# Best LBS in OC for service?



## P-Funk (Jun 12, 2003)

I just recently built my first road bike and I want to take it to a shop to have it dialed in and just be able to talk to someone who has expert knowledge. What shops in OC are knowledgeable, friendly and have great service? I know many good ones for mountain biking but none of them seem to be experts in the road arena.


----------



## seatstay (Apr 16, 2004)

*Two Wheels one Planet Fullerton.*

Try Two Wheels one Planet in Fullerton.
Commonwealth and Harbor.
Mike the owner is a good guy with road experience and his mechanic Ozzie builds good bikes and also races. You want to ask for him off is off on Tuesdays. Call them up. 

Covina Valley Schwinn in the city of Covina which is not in the O.C ( L.A county 25 min. drive from O.C )is another good shop : Ask for Scott /manager or Vince. Both are good. 

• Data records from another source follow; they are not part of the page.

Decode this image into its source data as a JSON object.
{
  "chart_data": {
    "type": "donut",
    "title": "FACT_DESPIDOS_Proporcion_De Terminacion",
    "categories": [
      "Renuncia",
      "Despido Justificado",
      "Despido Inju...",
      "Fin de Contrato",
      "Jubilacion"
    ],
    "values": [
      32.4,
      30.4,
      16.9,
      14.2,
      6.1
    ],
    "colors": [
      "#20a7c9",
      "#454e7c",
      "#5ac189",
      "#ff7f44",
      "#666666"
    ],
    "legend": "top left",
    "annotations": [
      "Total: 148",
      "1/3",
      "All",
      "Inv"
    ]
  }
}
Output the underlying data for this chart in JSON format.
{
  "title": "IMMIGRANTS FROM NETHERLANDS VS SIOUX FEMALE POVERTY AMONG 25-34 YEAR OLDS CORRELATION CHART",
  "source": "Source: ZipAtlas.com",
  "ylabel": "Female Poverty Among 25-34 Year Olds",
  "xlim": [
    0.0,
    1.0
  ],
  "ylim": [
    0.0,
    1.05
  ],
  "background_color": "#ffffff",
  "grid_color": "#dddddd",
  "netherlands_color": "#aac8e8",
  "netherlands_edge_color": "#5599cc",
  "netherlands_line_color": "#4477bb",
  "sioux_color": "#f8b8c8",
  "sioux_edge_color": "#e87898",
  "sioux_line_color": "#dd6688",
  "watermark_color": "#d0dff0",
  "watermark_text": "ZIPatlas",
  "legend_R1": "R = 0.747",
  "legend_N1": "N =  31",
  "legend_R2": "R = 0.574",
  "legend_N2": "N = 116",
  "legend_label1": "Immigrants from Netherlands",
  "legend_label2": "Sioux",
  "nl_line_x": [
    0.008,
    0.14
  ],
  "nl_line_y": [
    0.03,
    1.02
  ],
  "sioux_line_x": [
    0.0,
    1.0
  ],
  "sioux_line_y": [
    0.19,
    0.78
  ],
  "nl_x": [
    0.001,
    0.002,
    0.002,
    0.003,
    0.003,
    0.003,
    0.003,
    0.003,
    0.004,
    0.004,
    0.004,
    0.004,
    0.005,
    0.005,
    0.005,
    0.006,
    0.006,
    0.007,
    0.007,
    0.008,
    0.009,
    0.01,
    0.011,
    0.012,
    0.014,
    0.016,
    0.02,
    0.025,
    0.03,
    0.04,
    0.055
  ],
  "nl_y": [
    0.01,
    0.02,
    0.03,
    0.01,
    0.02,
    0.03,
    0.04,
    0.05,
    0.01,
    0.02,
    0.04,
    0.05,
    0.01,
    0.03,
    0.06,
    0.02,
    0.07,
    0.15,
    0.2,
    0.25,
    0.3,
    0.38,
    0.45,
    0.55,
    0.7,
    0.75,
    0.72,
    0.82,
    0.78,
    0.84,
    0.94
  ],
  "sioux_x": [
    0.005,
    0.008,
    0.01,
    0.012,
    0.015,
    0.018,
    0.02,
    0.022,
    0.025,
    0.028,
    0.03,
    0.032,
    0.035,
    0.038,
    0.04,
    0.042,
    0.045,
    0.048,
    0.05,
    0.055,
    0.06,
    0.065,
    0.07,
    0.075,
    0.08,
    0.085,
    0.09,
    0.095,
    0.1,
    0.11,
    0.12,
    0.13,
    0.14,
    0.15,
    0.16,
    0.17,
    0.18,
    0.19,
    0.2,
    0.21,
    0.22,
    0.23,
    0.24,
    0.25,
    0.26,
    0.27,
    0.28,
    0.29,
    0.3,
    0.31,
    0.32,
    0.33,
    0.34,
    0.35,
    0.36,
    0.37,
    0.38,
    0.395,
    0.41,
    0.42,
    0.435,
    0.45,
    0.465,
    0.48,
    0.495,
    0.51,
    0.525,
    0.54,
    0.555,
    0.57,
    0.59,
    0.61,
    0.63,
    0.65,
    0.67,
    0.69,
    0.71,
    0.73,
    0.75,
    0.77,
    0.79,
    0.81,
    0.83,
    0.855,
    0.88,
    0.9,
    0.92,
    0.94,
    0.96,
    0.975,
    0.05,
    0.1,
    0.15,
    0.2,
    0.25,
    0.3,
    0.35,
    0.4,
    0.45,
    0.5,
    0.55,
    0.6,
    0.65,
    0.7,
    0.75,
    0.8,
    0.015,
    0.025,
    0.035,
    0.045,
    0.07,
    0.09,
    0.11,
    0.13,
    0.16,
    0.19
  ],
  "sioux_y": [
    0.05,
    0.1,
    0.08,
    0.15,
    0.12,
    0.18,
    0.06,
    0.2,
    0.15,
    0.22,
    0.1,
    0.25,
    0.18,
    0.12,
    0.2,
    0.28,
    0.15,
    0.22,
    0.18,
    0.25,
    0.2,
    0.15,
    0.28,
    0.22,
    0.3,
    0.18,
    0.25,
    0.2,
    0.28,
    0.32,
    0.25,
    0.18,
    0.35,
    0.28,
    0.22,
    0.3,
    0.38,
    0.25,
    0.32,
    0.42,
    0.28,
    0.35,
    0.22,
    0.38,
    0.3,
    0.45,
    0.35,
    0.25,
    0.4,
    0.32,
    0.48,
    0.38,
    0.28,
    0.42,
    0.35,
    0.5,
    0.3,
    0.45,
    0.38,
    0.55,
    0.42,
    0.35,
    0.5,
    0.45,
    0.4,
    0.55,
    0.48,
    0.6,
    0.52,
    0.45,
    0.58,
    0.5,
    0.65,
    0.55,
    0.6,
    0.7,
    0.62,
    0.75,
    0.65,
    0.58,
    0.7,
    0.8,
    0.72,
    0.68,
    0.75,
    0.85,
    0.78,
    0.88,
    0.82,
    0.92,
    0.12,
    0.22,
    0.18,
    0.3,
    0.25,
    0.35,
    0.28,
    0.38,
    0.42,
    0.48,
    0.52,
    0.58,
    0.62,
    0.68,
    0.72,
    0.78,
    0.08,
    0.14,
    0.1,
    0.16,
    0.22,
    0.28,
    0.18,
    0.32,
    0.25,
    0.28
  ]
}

Incycle: San Dimas/Pomona: Another good source! The San Dimas store has more than you could ask for and they have their own PRO team. Good mechanics . Check them out always worth the drive: 57 fwy & Arrow Hwy.

Good Luck!


----------



## CT2 (Feb 19, 2004)

P-Funk said:


> I just recently built my first road bike and I want to take it to a shop to have it dialed in and just be able to talk to someone who has expert knowledge. What shops in OC are knowledgeable, friendly and have great service? I know many good ones for mountain biking but none of them seem to be experts in the road arena.


You might try Laguna Cyclery in Laguna Beach. Patrick (owner) and Greg build a lot of high-end bikes. I have found them to be very good.


----------